Officers from London's Metropolitan Police (MET) offers fired on Joseph Hive multiple times with the police-issue stun gun on 8 October 2015.
Hive was spotted in the street in Brent, north-west London, wielding two blades and was later charged with robbery and other offences.
He was later convicted of possession of offensive weapons and common assault, the Independent Police Complaints Commission (IPCC) said.
The IPCC said Hive had been acting violently before he was searched by a police officer, who felt the blade of a large knife through Hive's clothes.

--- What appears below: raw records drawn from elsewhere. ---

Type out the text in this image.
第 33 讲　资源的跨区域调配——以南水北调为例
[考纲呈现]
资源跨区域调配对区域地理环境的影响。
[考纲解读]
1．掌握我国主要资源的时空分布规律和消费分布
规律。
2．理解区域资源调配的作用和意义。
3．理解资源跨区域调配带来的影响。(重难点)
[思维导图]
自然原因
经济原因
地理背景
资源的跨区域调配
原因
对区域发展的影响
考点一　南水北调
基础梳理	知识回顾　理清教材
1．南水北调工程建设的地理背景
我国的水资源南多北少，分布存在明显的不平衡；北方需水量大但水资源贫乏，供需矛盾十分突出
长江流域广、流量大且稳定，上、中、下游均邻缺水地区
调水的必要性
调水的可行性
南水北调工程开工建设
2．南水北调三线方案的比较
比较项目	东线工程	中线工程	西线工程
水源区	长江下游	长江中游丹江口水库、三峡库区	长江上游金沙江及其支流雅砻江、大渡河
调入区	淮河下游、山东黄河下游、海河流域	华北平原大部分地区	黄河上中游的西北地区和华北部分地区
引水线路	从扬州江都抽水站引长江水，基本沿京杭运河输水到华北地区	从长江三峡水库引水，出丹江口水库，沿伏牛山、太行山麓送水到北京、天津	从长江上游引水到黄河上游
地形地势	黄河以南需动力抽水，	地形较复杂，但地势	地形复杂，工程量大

When he resisted arrest, police left the building for their safety, until further units arrived. Before he was taken into custody, Hive was repeatedly shot with a Taser, which apparently had no effect.
Officers then struck him with a patrol car, at a speed of no more than nine miles per hour, before shooting the 30-year-old who was taken to a nearby hospital with chest and arm injuries.
An investigation by the IPCC found that officers had used "necessary and proportionate" force in apprehending Hive as he refused to cooperate with police.
IPCC Commissioner Cindy Butts said: "Officers were faced with a man armed with knives who seemed intent on using his weapons on a public street. They needed to stop him from causing serious injury or death to them, a member of the public, or himself.
"Taser was fired a total of 11 times. The man was found to be wearing extra clothing, which we believe reduced the effectiveness of a Taser on at least one occasion. Yet he still posed a real danger to officers, leaving them with no option but to use further force."
The watchdog said that officers reported he had refused to drop either of the blades in his possession and thus was a danger to himself and others.
In his possession was a bread knife, a carving knife and a screwdriver, the IPCC said.
Butts added: "In the course of this investigation we took accounts from officers, witnesses and the man who was shot by police. More than 70 witness statements were taken, and CCTV, body-worn video and footage from police vehicles was examined. Downloads from Taser, radio and telephone transmissions were assessed and considered in the course of the investigation.
"It is essential that any situation in which potentially lethal force is used is independently investigated."